Additional changes in the revised WHO classification of lymphoid neoplasms include a number of provisional entities or diagnostic categories based on their molecular/cytogenetic findings, such as: large B-cell lymphoma with IRF4 rearrangement,25 predominantly diffuse follicular lymphoma with 1p36 deletion,26 Burkitt-like lymphoma with 11q aberration,27 and high-grade B-cell lymphoma with MYC and BCL2 and/or BCL6 rearrangements.28
The value of combining clinical, pathological, and genetic data for defining real diseases
As shown in Figure 2, one of the best examples of disease-defining genetic lesion is the 5q deletion responsible for the MDS with isolated del(5q). The process that led to defining this nosologic entity illustrates the importance of combining clinical, pathological, and genetic data.
The MDS with isolated del(5q) was first defined as a distinct hematologic disorder in 1974/1975 by Van Den Berghe, Sokal et al31,32 with a classical multiparameter approach. In fact, these investigators used a combination of clinical features (macrocytic anemia with slight leukopenia but normal or elevated platelet count), morphologic abnormalities (megakaryocytes with nonlobated and hypolobated nuclei), and cytogenetic data (acquired 5q deletion). In 2006, a clinical trial showed that lenalidomide not only corrects anemia but can also reverse the cytogenetic abnormality in this condition.33 A subsequent study showed that a portion of patients carry a subclonal TP53 mutation, and that this predicts poor response to lenalidomide and disease progression.34 More recent studies have revealed that haploinsufficiency of several genes mapping on the deleted chromosomal region represents the molecular mechanism of disease, and have in particular shown the crucial role of the CSNK1A1 gene both in the biology of the disease and its response to lenalidomide.35,36 The prognostic/predictive significance of the TP53 mutation has now been included into the revised WHO classification, and mutation analysis of TP53 is recommended to help identify an adverse prognostic subgroup in this generally favorable-prognosis MDS.

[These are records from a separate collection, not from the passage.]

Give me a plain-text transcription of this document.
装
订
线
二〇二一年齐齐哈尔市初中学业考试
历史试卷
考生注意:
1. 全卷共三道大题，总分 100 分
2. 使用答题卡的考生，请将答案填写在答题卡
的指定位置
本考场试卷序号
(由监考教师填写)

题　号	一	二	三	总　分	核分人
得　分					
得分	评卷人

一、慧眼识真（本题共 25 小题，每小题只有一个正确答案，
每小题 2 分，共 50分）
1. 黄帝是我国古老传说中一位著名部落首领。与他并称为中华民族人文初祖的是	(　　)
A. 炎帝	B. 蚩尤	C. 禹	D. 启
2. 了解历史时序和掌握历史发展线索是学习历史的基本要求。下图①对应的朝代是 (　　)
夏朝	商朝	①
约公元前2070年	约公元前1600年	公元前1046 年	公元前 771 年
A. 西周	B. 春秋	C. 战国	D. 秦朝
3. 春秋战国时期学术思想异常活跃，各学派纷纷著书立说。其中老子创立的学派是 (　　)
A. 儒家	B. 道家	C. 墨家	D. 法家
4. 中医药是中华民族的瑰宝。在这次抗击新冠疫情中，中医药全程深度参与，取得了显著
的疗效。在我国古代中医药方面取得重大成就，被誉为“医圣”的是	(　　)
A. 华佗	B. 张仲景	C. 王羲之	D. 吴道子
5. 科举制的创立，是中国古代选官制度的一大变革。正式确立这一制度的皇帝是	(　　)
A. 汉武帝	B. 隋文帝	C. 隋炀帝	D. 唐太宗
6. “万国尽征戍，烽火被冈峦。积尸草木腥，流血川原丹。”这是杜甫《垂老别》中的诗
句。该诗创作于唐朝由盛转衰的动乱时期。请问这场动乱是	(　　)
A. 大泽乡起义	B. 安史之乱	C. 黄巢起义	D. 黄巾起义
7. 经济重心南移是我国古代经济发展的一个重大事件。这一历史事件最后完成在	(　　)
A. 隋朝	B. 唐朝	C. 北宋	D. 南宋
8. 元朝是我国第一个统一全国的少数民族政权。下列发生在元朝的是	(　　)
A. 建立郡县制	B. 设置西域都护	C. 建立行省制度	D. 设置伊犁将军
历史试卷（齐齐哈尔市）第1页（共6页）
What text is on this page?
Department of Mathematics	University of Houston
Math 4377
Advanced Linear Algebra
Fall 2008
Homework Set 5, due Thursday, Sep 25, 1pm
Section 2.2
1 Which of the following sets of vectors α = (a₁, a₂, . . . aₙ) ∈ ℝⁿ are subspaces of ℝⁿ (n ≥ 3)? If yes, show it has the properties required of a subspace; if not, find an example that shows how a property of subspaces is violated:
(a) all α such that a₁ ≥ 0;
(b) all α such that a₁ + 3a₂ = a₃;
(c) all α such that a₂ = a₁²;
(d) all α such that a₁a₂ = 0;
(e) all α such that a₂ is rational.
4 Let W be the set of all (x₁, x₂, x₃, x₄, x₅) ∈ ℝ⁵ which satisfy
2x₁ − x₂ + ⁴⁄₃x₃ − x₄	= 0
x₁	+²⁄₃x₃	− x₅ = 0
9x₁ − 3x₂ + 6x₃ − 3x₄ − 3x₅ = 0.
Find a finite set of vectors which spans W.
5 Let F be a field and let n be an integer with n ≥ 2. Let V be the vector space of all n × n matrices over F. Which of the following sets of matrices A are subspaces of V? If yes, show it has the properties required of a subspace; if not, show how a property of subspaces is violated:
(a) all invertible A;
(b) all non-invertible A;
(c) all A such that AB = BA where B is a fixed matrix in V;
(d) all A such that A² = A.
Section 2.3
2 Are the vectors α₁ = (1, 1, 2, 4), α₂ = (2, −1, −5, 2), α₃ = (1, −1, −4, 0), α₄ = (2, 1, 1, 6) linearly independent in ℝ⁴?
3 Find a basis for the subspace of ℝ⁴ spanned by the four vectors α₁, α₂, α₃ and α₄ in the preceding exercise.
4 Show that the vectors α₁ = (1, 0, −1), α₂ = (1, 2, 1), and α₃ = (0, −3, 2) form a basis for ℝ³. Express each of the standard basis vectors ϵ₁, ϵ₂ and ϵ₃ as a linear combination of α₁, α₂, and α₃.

In conclusion, the current revision is a much needed and significant update of the 2008 WHO classification, and the 2 reviews being published in this issue of Blood represent the efforts of pathologists working closely with clinicians and geneticists. In the next few years, we should continue this collaboration to further improve the integration of clinical features, morphology, and genetics.